€1.2bn ESB coal power station now worthless
The ESB's Moneypoint power station - the biggest in the country and which cost more than €1.2bn to build and upgrade - is now valued at nothing, the Irish Independent has learned.
The entire value of the massive station has been written down by the semi-state company after it impaired the value of a number of generating assets last year.
The coal-powered station on the Shannon Estuary in Co Clare was commissioned in 1985 and was built at a cost of about £700m (€889m). It was one of the country's single biggest capital projects ever.
It was retrofitted in 2008 to reduce harmful emission of nitrous oxide and sulphurous oxide at a cost of €355m.
The ESB revealed this month that it incurred non-cash impairments of €276m after writing down the value of some of its generating assets in Ireland. That included a €142m impairment in relation to Moneypoint.
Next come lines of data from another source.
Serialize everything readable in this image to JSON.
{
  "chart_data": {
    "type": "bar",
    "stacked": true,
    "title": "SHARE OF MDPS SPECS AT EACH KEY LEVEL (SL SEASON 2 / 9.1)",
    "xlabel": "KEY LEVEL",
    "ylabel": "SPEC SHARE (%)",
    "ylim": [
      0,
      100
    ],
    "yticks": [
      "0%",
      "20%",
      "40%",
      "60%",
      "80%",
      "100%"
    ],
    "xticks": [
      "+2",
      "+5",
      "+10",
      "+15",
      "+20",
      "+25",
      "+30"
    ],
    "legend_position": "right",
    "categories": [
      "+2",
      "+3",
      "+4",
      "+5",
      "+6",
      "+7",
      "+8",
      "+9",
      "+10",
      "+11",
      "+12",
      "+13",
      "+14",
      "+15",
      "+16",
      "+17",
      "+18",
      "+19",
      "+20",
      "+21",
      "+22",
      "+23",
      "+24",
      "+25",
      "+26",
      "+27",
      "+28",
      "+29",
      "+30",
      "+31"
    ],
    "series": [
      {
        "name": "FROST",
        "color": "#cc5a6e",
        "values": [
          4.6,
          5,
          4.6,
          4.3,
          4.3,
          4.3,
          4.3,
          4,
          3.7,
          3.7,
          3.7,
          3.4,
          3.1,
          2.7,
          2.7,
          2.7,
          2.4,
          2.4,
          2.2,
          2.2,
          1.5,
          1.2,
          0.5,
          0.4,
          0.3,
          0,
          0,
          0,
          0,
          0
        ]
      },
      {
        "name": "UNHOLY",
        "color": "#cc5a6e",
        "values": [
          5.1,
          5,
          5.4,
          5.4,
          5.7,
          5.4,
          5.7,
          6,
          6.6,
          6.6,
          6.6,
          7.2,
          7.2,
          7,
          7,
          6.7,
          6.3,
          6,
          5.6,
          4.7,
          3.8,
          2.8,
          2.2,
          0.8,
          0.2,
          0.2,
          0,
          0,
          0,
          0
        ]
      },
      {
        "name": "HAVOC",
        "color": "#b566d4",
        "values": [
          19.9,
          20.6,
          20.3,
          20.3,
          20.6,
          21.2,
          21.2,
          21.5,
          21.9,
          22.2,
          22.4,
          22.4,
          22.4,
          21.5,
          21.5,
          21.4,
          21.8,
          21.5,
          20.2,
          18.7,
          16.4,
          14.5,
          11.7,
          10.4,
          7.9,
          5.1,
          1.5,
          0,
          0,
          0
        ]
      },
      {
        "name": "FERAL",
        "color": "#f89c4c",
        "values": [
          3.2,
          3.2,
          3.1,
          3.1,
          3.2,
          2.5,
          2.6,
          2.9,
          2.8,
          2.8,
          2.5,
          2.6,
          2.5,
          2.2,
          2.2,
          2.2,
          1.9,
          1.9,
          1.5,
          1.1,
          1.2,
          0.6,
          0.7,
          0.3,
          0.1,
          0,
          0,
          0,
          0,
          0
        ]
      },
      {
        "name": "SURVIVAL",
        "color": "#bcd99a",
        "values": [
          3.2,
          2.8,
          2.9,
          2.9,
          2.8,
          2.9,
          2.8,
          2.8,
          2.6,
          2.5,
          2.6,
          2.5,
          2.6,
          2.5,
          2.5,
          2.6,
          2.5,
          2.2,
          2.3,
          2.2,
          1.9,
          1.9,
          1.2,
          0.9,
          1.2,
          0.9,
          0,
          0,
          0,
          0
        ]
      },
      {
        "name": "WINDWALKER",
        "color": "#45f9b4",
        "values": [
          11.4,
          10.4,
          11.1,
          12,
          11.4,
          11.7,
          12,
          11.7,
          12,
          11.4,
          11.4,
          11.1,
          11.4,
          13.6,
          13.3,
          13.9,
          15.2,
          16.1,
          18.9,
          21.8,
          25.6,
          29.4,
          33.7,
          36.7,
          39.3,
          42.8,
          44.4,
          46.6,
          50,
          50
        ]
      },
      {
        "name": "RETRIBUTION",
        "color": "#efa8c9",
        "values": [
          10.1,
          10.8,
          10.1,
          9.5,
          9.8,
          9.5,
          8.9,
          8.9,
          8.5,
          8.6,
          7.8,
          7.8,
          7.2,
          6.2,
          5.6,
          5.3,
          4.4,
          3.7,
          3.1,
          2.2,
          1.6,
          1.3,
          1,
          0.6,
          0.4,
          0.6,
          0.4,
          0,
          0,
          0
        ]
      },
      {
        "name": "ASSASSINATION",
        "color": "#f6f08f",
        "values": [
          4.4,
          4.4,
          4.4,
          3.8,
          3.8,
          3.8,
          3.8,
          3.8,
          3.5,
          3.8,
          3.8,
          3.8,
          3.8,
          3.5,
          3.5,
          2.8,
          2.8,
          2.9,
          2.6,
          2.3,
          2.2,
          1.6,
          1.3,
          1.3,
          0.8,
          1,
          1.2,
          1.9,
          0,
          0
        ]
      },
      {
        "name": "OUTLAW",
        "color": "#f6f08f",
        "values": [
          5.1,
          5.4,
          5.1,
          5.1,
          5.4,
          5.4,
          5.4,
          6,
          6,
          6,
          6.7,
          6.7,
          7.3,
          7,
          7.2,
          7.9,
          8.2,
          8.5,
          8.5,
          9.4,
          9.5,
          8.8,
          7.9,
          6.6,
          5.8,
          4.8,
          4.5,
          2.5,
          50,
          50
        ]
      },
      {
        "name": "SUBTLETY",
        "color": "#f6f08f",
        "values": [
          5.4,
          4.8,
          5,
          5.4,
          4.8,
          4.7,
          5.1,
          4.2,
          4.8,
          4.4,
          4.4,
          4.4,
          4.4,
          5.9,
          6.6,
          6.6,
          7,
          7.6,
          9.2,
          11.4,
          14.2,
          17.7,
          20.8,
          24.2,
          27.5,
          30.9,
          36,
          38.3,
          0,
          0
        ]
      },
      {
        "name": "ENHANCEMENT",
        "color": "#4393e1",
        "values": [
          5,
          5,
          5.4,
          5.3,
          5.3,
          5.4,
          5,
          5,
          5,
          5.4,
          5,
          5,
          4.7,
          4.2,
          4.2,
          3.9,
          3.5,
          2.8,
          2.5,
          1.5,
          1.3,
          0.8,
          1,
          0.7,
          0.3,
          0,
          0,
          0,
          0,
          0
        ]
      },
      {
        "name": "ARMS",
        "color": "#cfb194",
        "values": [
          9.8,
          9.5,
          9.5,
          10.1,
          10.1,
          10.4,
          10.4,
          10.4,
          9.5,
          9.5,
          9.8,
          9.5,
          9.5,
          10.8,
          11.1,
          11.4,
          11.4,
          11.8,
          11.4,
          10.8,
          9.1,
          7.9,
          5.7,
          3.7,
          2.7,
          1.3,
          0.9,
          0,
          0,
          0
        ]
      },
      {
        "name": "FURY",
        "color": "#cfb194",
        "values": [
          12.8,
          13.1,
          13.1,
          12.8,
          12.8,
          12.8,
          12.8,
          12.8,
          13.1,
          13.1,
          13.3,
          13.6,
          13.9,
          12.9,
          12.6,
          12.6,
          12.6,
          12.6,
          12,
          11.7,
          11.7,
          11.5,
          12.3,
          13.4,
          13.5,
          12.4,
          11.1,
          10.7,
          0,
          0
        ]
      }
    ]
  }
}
The ESB, whose CEO is Pat O'Doherty, said it took the "prudent decision" to impair the its generating assets based on the estimated impact on projected revenues from the introduction of the new Integrated Single Electricity Market in May this year, and lower wholesale electricity margins.
ESB chief financial officer Pat Fenlon confirmed that the book value of Moneypoint on the ESB balance sheet is now zero.
"The €142m is more or less writing the book value off," he told the Irish Independent.
Mr Fenlon said that the main part of the asset value in Moneypoint that had remained on the books related to the 2008 retrofit that ensured the power plant met new environmental controls.
That resulted in nitrous oxide emissions falling by 54pc, and sulphurous oxide emissions declining 71pc.
Moneypoint consists of three, 305-megawatt steam generating boilers and its maximum power output is the equivalent of about 20pc of the electricity demand in the Republic of Ireland. It uses about two million tonnes of coal a year.
Despite being environmentally unfriendly, it remains an important part of Ireland's energy infrastructure. However, it's likely to be decommissioned in the next decade or so.
"That 2025 to 2030 period is what we're aiming for," said Mr Fenlon.
The Energy Institute, a professional organisation for the energy industry in Ireland, has previously pointed out that even if was economically feasible to convert Moneypoint to burning gas, Ireland's power system would become too dependent on imported gas.
The ESB previously touted the long-term possibility of Moneypoint being converted to a nuclear power station.
However, public opposition means it's highly unlikely that this would ever succeed.